The choice between YUV and RGB in a digital video workflow depends on the application's requirements. YUV is typically used for video compression and transmission, where bandwidth efficiency is paramount. In contrast, RGB is used in contexts where accurate color representation and direct control over each primary color are needed, such as in content creation and display technologies.
With YUV color space it is possible to use the chroma subsampling as a method to spatially reduce the color information in a signal while retaining the luminance data. This technique leverages the human visual system's characteristic of being more sensitive to variations in brightness (luminance) than to color (chrominance). By reducing the amount of color information, chroma subsampling significantly lowers the bandwidth and storage requirements for video data without substantially impacting perceived image quality. Video signals consist of luminance information, which represents the brightness levels, and chrominance information, which represents the color. Chrominance is further divided into two components, U and V Chroma subsampling is expressed in a notation like 4:2:2, 4:2:0, 4:4:4, etc. where the first number (4 in these examples) refers to the reference number of luminance samples in the first row of a 2x2 block of pixels.

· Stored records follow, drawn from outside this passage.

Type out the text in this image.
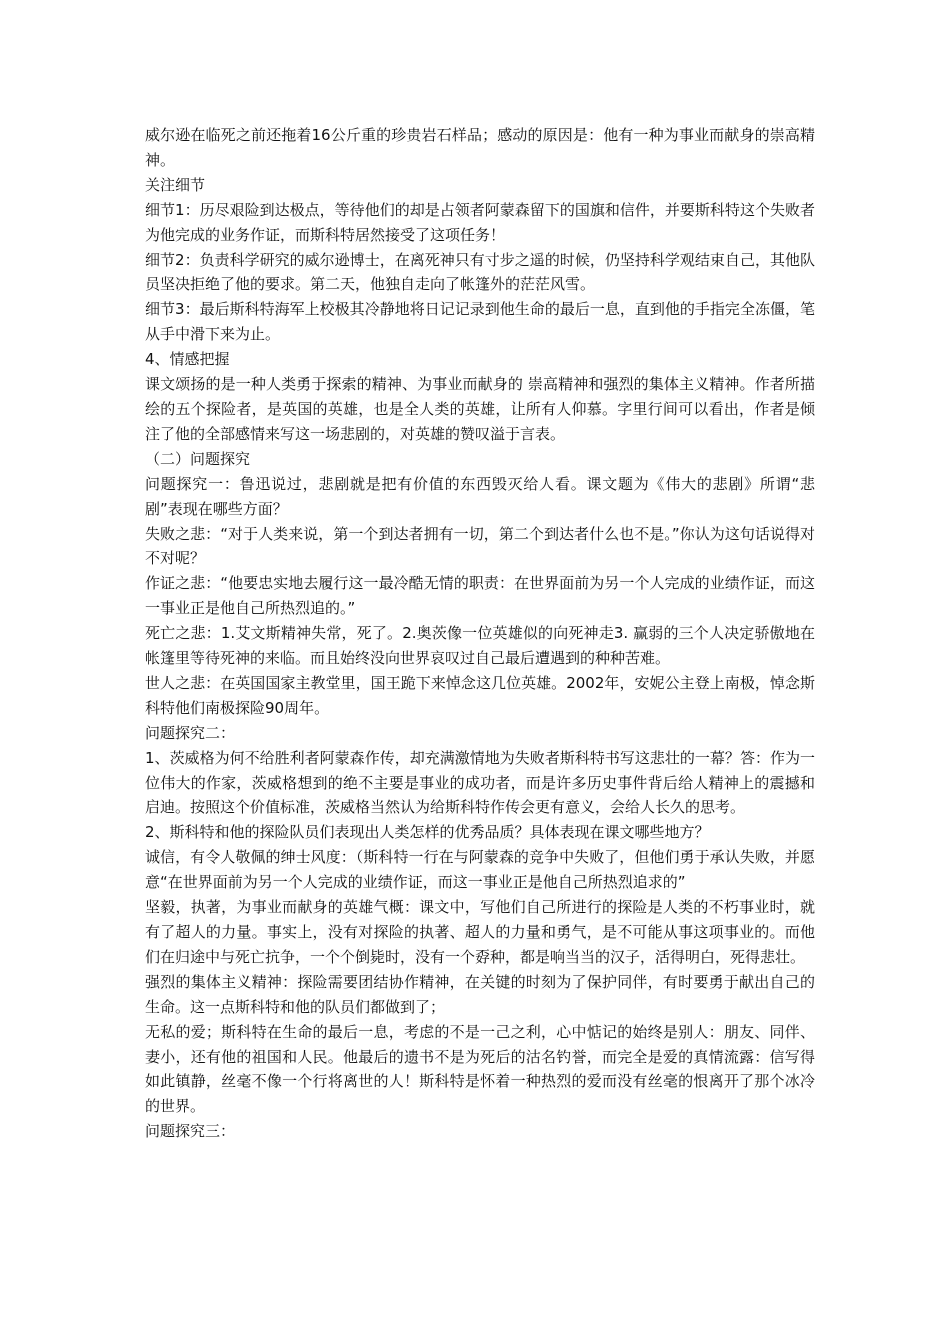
威尔逊在临死之前还拖着16公斤重的珍贵岩石样品；感动的原因是：他有一种为事业而献身的崇高精神。

关注细节

细节1：历尽艰险到达极点，等待他们的却是占领者阿蒙森留下的国旗和信件，并要斯科特这个失败者为他完成的业务作证，而斯科特居然接受了这项任务！

细节2：负责科学研究的威尔逊博士，在离死神只有寸步之遥的时候，仍坚持科学观结束自己，其他队员坚决拒绝了他的要求。第二天，他独自走向了帐篷外的茫茫风雪。

细节3：最后斯科特海军上校极其冷静地将日记记录到他生命的最后一息，直到他的手指完全冻僵，笔从手中滑下来为止。

4、情感把握

课文颂扬的是一种人类勇于探索的精神、为事业而献身的 崇高精神和强烈的集体主义精神。作者所描绘的五个探险者，是英国的英雄，也是全人类的英雄，让所有人仰慕。字里行间可以看出，作者是倾注了他的全部感情来写这一场悲剧的，对英雄的赞叹溢于言表。

（二）问题探究

问题探究一：鲁迅说过，悲剧就是把有价值的东西毁灭给人看。课文题为《伟大的悲剧》所谓“悲剧”表现在哪些方面？

失败之悲：“对于人类来说，第一个到达者拥有一切，第二个到达者什么也不是。”你认为这句话说得对不对呢？

作证之悲：“他要忠实地去履行这一最冷酷无情的职责：在世界面前为另一个人完成的业绩作证，而这一事业正是他自己所热烈追的。”

死亡之悲：1.艾文斯精神失常，死了。2.奥茨像一位英雄似的向死神走3. 赢弱的三个人决定骄傲地在帐篷里等待死神的来临。而且始终没向世界哀叹过自己最后遭遇到的种种苦难。

世人之悲：在英国国家主教堂里，国王跪下来悼念这几位英雄。2002年，安妮公主登上南极，悼念斯科特他们南极探险90周年。

问题探究二：

1、茨威格为何不给胜利者阿蒙森作传，却充满激情地为失败者斯科特书写这悲壮的一幕？答：作为一位伟大的作家，茨威格想到的绝不主要是事业的成功者，而是许多历史事件背后给人精神上的震撼和启迪。按照这个价值标准，茨威格当然认为给斯科特作传会更有意义，会给人长久的思考。

2、斯科特和他的探险队员们表现出人类怎样的优秀品质？具体表现在课文哪些地方？

诚信，有令人敬佩的绅士风度：（斯科特一行在与阿蒙森的竞争中失败了，但他们勇于承认失败，并愿意“在世界面前为另一个人完成的业绩作证，而这一事业正是他自己所热烈追求的”

坚毅，执著，为事业而献身的英雄气概：课文中，写他们自己所进行的探险是人类的不朽事业时，就有了超人的力量。事实上，没有对探险的执著、超人的力量和勇气，是不可能从事这项事业的。而他们在归途中与死亡抗争，一个个倒毙时，没有一个孬种，都是响当当的汉子，活得明白，死得悲壮。

强烈的集体主义精神：探险需要团结协作精神，在关键的时刻为了保护同伴，有时要勇于献出自己的生命。这一点斯科特和他的队员们都做到了；

无私的爱；斯科特在生命的最后一息，考虑的不是一己之利，心中惦记的始终是别人：朋友、同伴、妻小，还有他的祖国和人民。他最后的遗书不是为死后的沽名钓誉，而完全是爱的真情流露：信写得如此镇静，丝毫不像一个行将离世的人！斯科特是怀着一种热烈的爱而没有丝毫的恨离开了那个冰冷的世界。

问题探究三：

The second number indicates the number of chrominance samples (U and V) in the first row of pixels, showing how many color samples are taken compared to the luminance samples. The third number indicates the number of chrominance samples in the second row of pixels.
4:4:4 subsampling means that no chroma subsampling is applied. Every pixel has its own color information, resulting in the highest quality but also the largest bitrate.
4:2:2 subsampling reduces the color information by half horizontally but keeps full-color information in the vertical direction. It's a common compromise between quality and bandwidth used in professional video environments.
4:2:0 subsampling reduces the color information by half both horizontally and vertically, which is widely used in consumer video formats (e.g., Blu-ray, DVD, streaming media PTZ and Prosumer Cameras) because it significantly reduces the bitrate with minimal visible loss of quality.
4:1:1 subsampling reduces the color information by a quarter of the horizontal resolution and keeps full-color information in the vertical direction.
Alpha Channel:
The YUVA color space is an extension of the YUV color space that includes an Alpha channel. In color spaces, the Alpha channel represents the opacity of a color, allowing for varying levels of transparency and compositing images over one another.
The alpha channel sampling is usually the same as the luminance and is expressed in a notation like 4:2:2:4, 4:2:0:4, 4:4:4:4, etc.
Bit depth, also known as color depth, refers to the number of bits used to represent the color of a single pixel in a digital video. Higher bit depth allows for more colors to be displayed, resulting in more detailed and nuanced images. Common bit depths include:
8-bit: Capable of displaying 256 shades per channel (YUV), resulting in 16.7 million colors in total.
10-bit: Can display 1,024 shades per channel, offering over a billion colors. This greater range allows for finer gradients and more detailed color representation, reducing banding in video images.